While Republican lawmakers are advancing these bills on the state level, leaders in more liberal cities have also started to look for new tent-clearing solutions, including ones they previously would not have entertained.
In Portland, Oregon, for example, lawmakers voted in November to create several large sanctioned campsites for homeless individuals, and ban the more than 700 other encampments spread across the city. Sixty-eight percent of Portland voters support the idea, according to a poll commissioned by the Portland Business Alliance. In Sacramento, leaders recently approved new penalties for camping on sidewalks, and banned encampments near schools and daycares.
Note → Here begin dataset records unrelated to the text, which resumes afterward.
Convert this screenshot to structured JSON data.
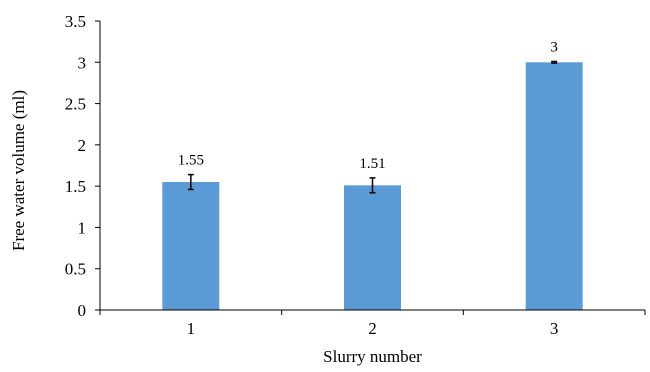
{
  "chart_data": {
    "type": "bar",
    "categories": [
      "1",
      "2",
      "3"
    ],
    "values": [
      1.55,
      1.51,
      3
    ],
    "error": [
      0.09,
      0.09,
      0.01
    ],
    "data_labels": [
      "1.55",
      "1.51",
      "3"
    ],
    "title": "",
    "xlabel": "Slurry number",
    "ylabel": "Free water volume (ml)",
    "ylim": [
      0,
      3.5
    ],
    "yticks": [
      0,
      0.5,
      1,
      1.5,
      2,
      2.5,
      3,
      3.5
    ],
    "ytick_labels": [
      "0",
      "0.5",
      "1",
      "1.5",
      "2",
      "2.5",
      "3",
      "3.5"
    ],
    "grid": false,
    "legend": "none",
    "bar_color": "#5b9bd5",
    "axis_color": "#000000"
  }
}
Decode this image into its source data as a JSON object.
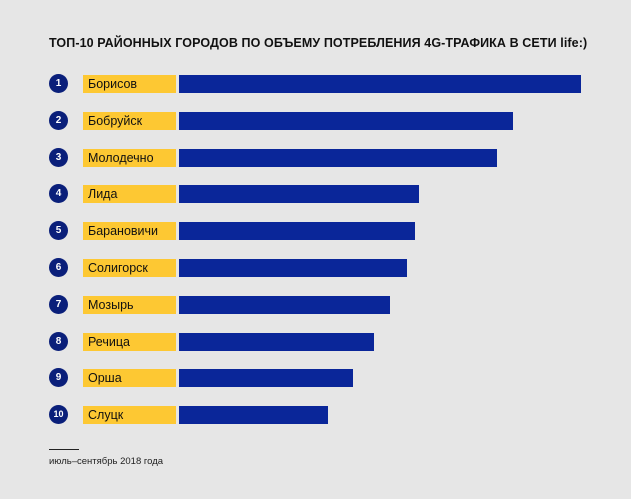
{
  "chart_data": {
    "type": "bar",
    "orientation": "horizontal",
    "title": "ТОП-10 РАЙОННЫХ ГОРОДОВ ПО ОБЪЕМУ ПОТРЕБЛЕНИЯ 4G-ТРАФИКА В СЕТИ life:)",
    "ranks": [
      "1",
      "2",
      "3",
      "4",
      "5",
      "6",
      "7",
      "8",
      "9",
      "10"
    ],
    "categories": [
      "Борисов",
      "Бобруйск",
      "Молодечно",
      "Лида",
      "Барановичи",
      "Солигорск",
      "Мозырь",
      "Речица",
      "Орша",
      "Слуцк"
    ],
    "values": [
      100,
      83.1,
      79.2,
      59.8,
      58.8,
      56.8,
      52.4,
      48.6,
      43.4,
      37.0
    ],
    "value_note": "relative scale, leader = 100 (no axis shown)",
    "xlim": [
      0,
      100
    ],
    "grid": false,
    "footnote": "июль–сентябрь 2018 года",
    "colors": {
      "bar": "#0a2699",
      "label_bg": "#fdc833",
      "rank_bg": "#0a1f7a",
      "background": "#e6e6e6"
    }
  }
}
In San Francisco, leaders pioneered a model known as “navigation centers” — places unhoused people can go with fewer barriers to entry than traditional shelters. At the indoor navigation centers, individuals can connect with intensive case management and receive help with finding permanent housing. These centers have been deemed relatively successful even though the city hasn’t been able to stop the flow of more people into homelessness.
More than a dozen other liberal cities have since adopted San Francisco’s navigation center model, including Seattle and Houston. Supporters of these low-barrier spaces see them as very different from the sanctioned camping sites backed by the Cicero Institute, and a more welcoming option for many people wary of traditional shelters.
On her first day in office in December, Los Angeles Mayor Karen Bass declared a city emergency over homelessness, announcing a new plan to tackle encampments. The plan essentially consists of creating navigation centers to close encampments and connect homeless individuals with services and housing. But the challenge will be actually finding enough housing. Last year LA had nearly 42,000 people living on the streets, mixed with a growing housing affordability crisis.
Practically speaking, city officials recognize they are also fighting for their own careers. Homelessness, and how to handle it, has become one of the most salient political issues in recent elections in liberal cities like Portland, San Diego, Seattle, and Austin. Republicans have cast Democrats as incompetent and feckless when it comes to addressing the crisis. The public, across the political spectrum, wants elected officials to take some sort of action.
Marc Eichenbaum, the special assistant to Houston’s mayor on homeless initiatives, said when his city received its federal pandemic aid, they knew they wanted to launch a more proactive response to tent encampments. “We’re interested in solving it, not managing it,” he said. “There is an opportunity for homeless systems and providers to demonstrate to the public that housing-first is the answer to encampments.”